Zira hastalık, duanın vaktidir; şifa, duanın neticesi değil. Belki Cenab-ı Hakîm-i Rahîm şifa verse fazlından verir.

Hem dua, istediğimiz tarzda kabul olmazsa makbul olmadı denilmez. Hâlık-ı Hakîm daha iyi biliyor, menfaatimize hayırlı ne ise onu verir. Bazen dünyaya ait dualarımızı, menfaatimiz için âhiretimize çevirir, öyle kabul eder. Her ne ise…

Hastalık sırrıyla hulusiyet kazanan, hususan zaaf ve aczden ve tezellül ve ihtiyaçtan gelen bir dua, kabule çok yakındır. Hastalık böyle hâlis bir duanın medarıdır. Hem dindar olan hasta hem hastaya bakan mü’minler de bu duadan istifade etmelidirler.

On Sekizinci Deva

Ey şükrü bırakıp şekvaya giren hasta! Şekva, bir haktan gelir.

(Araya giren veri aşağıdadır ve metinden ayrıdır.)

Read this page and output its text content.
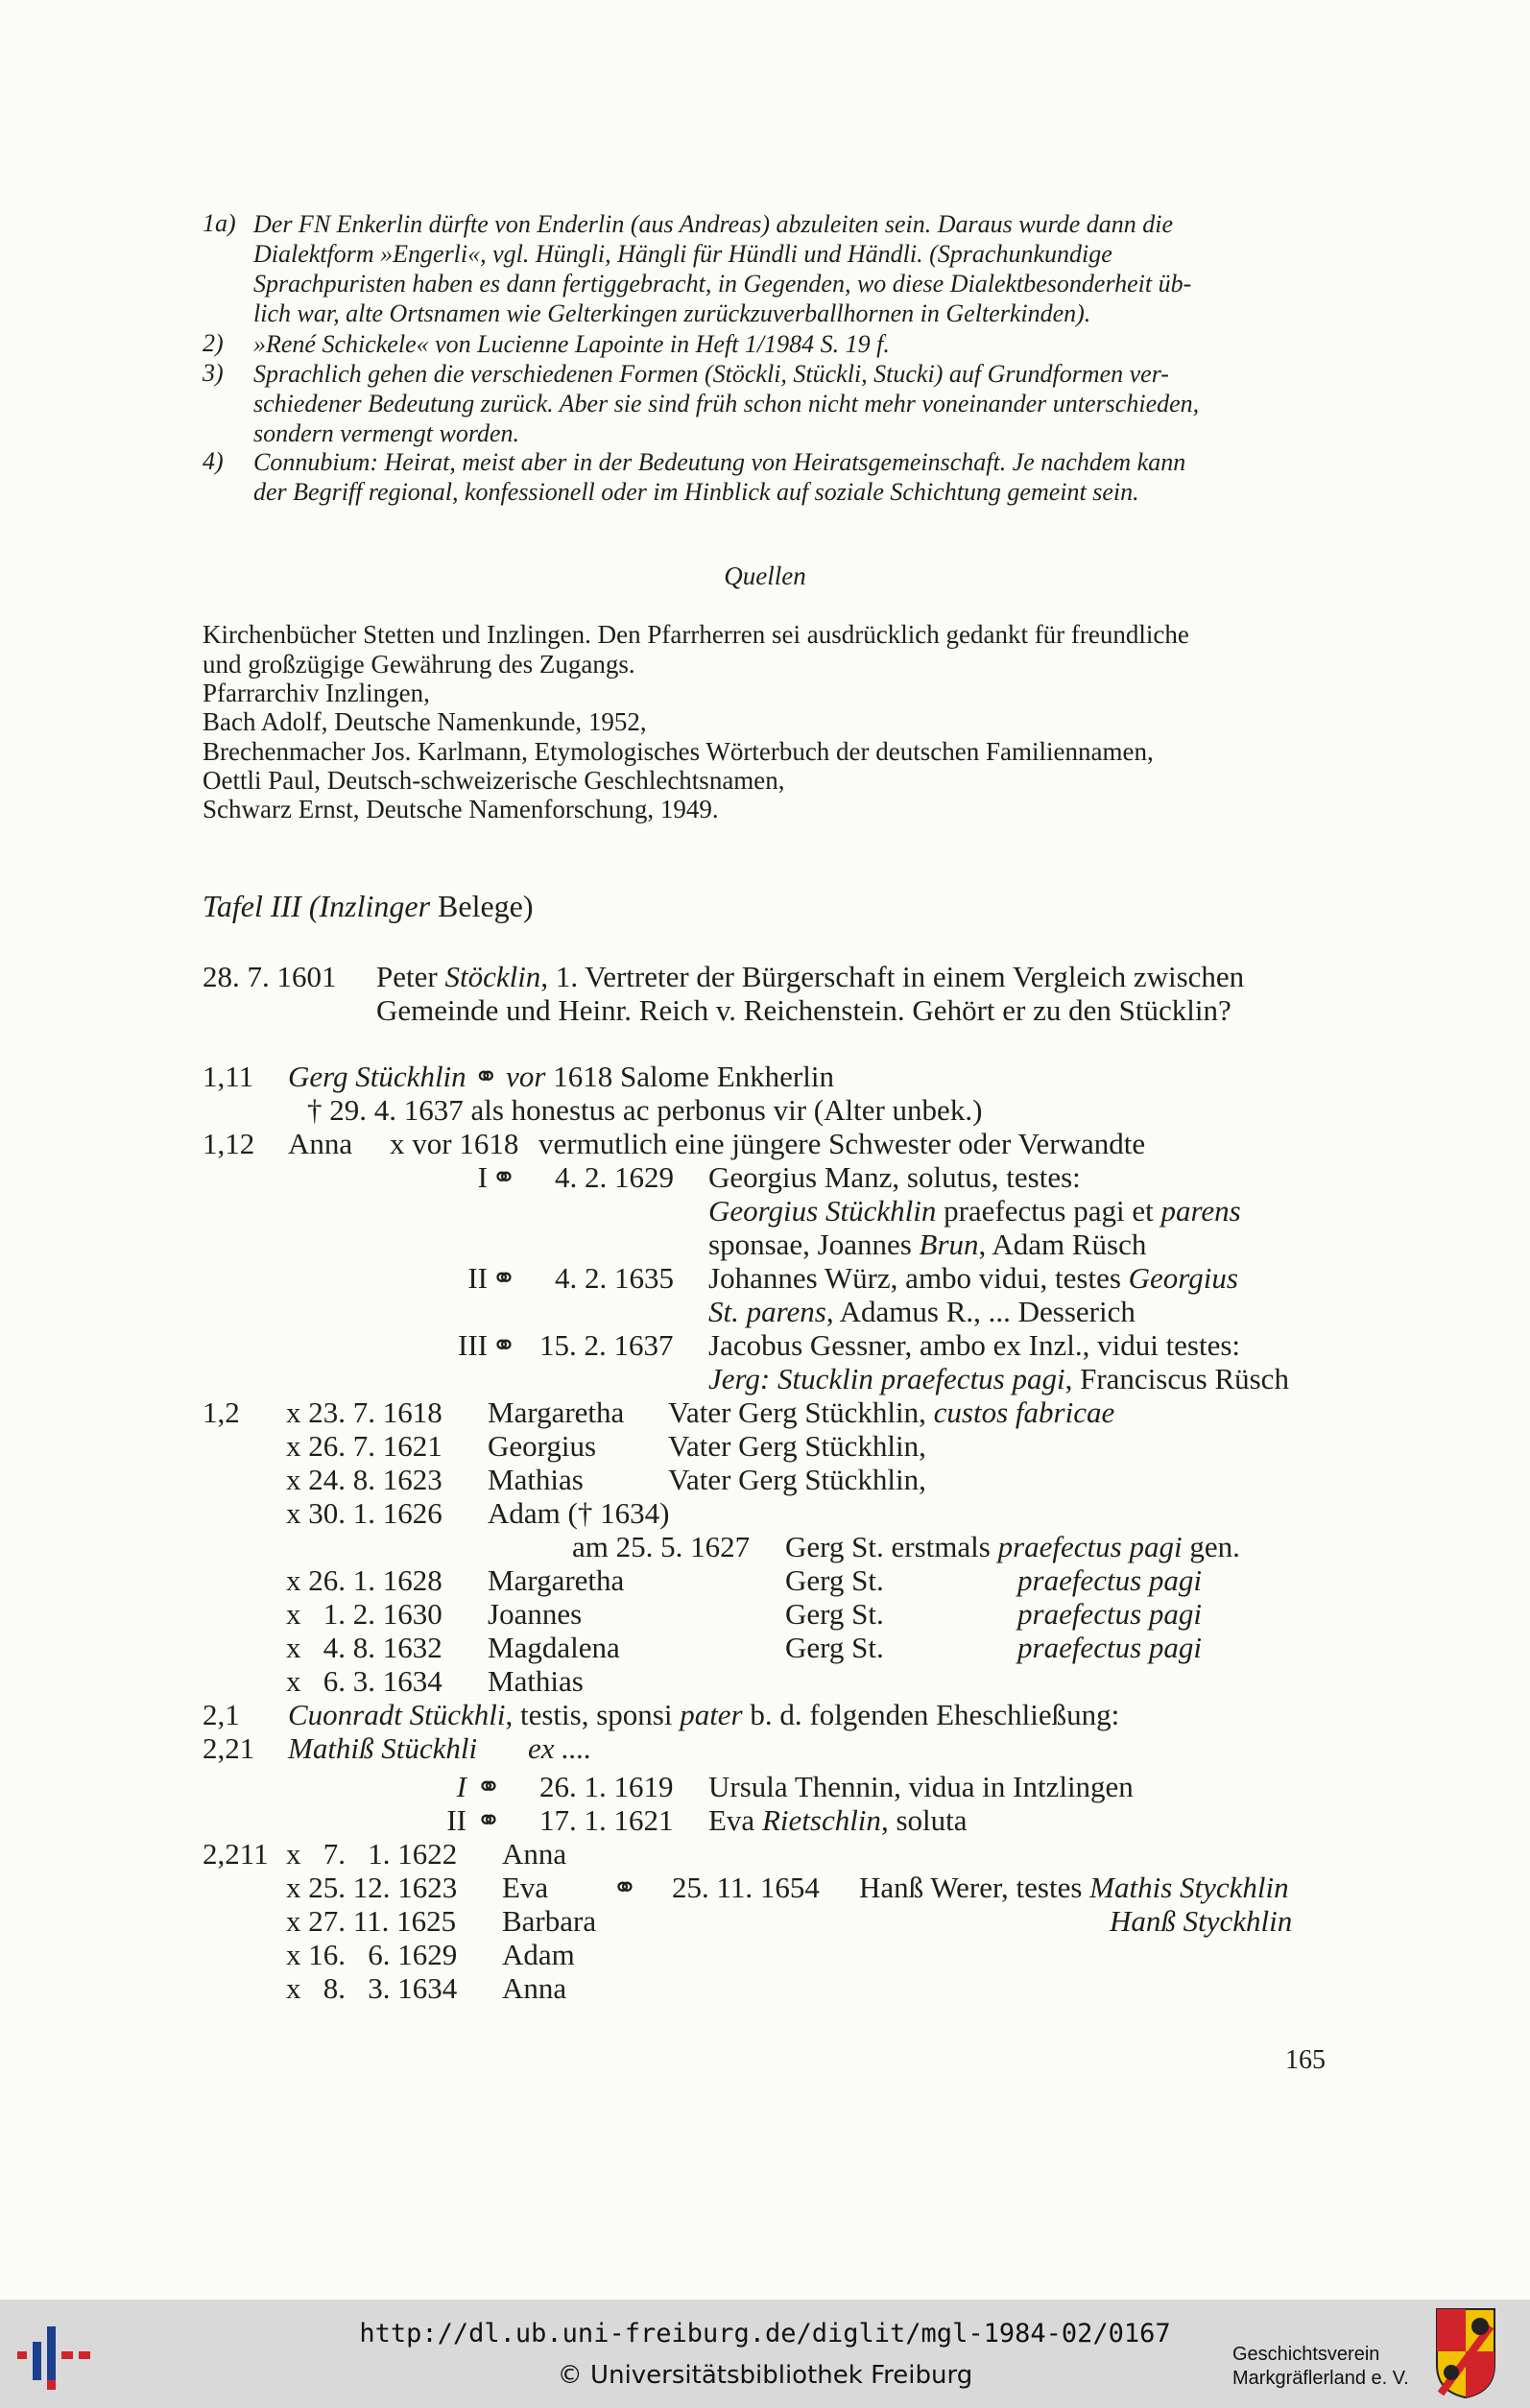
1a) Der FN Enkerlin dürfte von Enderlin (aus Andreas) abzuleiten sein. Daraus wurde dann die
Dialektform »Engerli«, vgl. Hüngli, Hängli für Hündli und Händli. (Sprachunkundige
Sprachpuristen haben es dann fertiggebracht, in Gegenden, wo diese Dialektbesonderheit üb-
lich war, alte Ortsnamen wie Gelterkingen zurückzuverballhornen in Gelterkinden).
2) »René Schickele« von Lucienne Lapointe in Heft 1/1984 S. 19 f.
3) Sprachlich gehen die verschiedenen Formen (Stöckli, Stückli, Stucki) auf Grundformen ver-
schiedener Bedeutung zurück. Aber sie sind früh schon nicht mehr voneinander unterschieden,
sondern vermengt worden.
4) Connubium: Heirat, meist aber in der Bedeutung von Heiratsgemeinschaft. Je nachdem kann
der Begriff regional, konfessionell oder im Hinblick auf soziale Schichtung gemeint sein.
Quellen
Kirchenbücher Stetten und Inzlingen. Den Pfarrherren sei ausdrücklich gedankt für freundliche
und großzügige Gewährung des Zugangs.
Pfarrarchiv Inzlingen,
Bach Adolf, Deutsche Namenkunde, 1952,
Brechenmacher Jos. Karlmann, Etymologisches Wörterbuch der deutschen Familiennamen,
Oettli Paul, Deutsch-schweizerische Geschlechtsnamen,
Schwarz Ernst, Deutsche Namenforschung, 1949.
Tafel III (Inzlinger Belege)
28. 7. 1601 Peter Stöcklin, 1. Vertreter der Bürgerschaft in einem Vergleich zwischen
Gemeinde und Heinr. Reich v. Reichenstein. Gehört er zu den Stücklin?
1,11 Gerg Stückhlin ⚭ vor 1618 Salome Enkherlin
† 29. 4. 1637 als honestus ac perbonus vir (Alter unbek.)
1,12 Anna x vor 1618 vermutlich eine jüngere Schwester oder Verwandte
I ⚭ 4. 2. 1629 Georgius Manz, solutus, testes:
Georgius Stückhlin praefectus pagi et parens
sponsae, Joannes Brun, Adam Rüsch
II ⚭ 4. 2. 1635 Johannes Würz, ambo vidui, testes Georgius
St. parens, Adamus R., ... Desserich
III ⚭ 15. 2. 1637 Jacobus Gessner, ambo ex Inzl., vidui testes:
Jerg: Stucklin praefectus pagi, Franciscus Rüsch
1,2 x 23. 7. 1618 Margaretha Vater Gerg Stückhlin, custos fabricae
x 26. 7. 1621 Georgius Vater Gerg Stückhlin,
x 24. 8. 1623 Mathias	Vater Gerg Stückhlin,
x 30. 1. 1626 Adam († 1634)
am 25. 5. 1627 Gerg St. erstmals praefectus pagi gen.
x 26. 1. 1628 Margaretha	Gerg St.	praefectus pagi
x   1. 2. 1630 Joannes	Gerg St.	praefectus pagi
x   4. 8. 1632 Magdalena	Gerg St.	praefectus pagi
x   6. 3. 1634 Mathias
2,1 Cuonradt Stückhli, testis, sponsi pater b. d. folgenden Eheschließung:
2,21 Mathiß Stückhli ex ....
I ⚭ 26. 1. 1619 Ursula Thennin, vidua in Intzlingen
II ⚭ 17. 1. 1621 Eva Rietschlin, soluta
2,211 x   7.   1. 1622 Anna
x 25. 12. 1623 Eva ⚭ 25. 11. 1654 Hanß Werer, testes Mathis Styckhlin
x 27. 11. 1625 Barbara	Hanß Styckhlin
x 16.   6. 1629 Adam
x   8.   3. 1634 Anna
165
http://dl.ub.uni-freiburg.de/diglit/mgl-1984-02/0167
© Universitätsbibliothek Freiburg
Geschichtsverein
Markgräflerland e. V.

Senin bir hakkın zayi olmamış ki şekva ediyorsun. Belki senin üstünde hak olan çok şükürler var, yapmadın. Cenab-ı Hakk’ın hakkını vermeden haksız bir surette hak istiyorsun gibi şekva ediyorsun. Sen, kendinden yukarı mertebelerdeki sıhhatli olanlara bakıp şekva edemezsin. Belki sen, kendinden sıhhat noktasında aşağı derecelerde bulunan bîçare hastalara bakıp şükretmekle mükellefsin. Senin elin kırık ise kesilmiş ellere bak! Bir gözün yoksa iki gözü de olmayan âmâlara bak! Allah’a şükret.

Evet, nimette kendinden yukarıya bakıp şekva etmeye hiç kimsenin hakkı yoktur. Ve musibette herkesin hakkı, kendinden musibet noktasında daha yukarı olanlara bakmaktır ki şükretsin. Bu sır bazı risalelerde bir temsil ile izah edilmiş. İcmali şudur ki:

Bir zat, bir bîçareyi, bir minarenin başına çıkarıyor. Minarenin her basamağında ayrı ayrı birer ihsan, birer hediye veriyor. Tam minarenin başında da en büyük bir hediyeyi veriyor. O mütenevvi hediyelere karşı ondan teşekkür ve minnettarlık istediği halde; o hırçın adam, bütün o basamaklarda gördüğü hediyeleri unutup veyahut hiçe sayıp şükretmeyerek yukarıya bakar. Keşke bu minare daha uzun olsaydı, daha yukarıya çıksaydım; ne için o dağ gibi veyahut öteki minare gibi çok yüksek değil deyip şekvaya başlarsa ne kadar bir küfran-ı nimettir, bir haksızlıktır.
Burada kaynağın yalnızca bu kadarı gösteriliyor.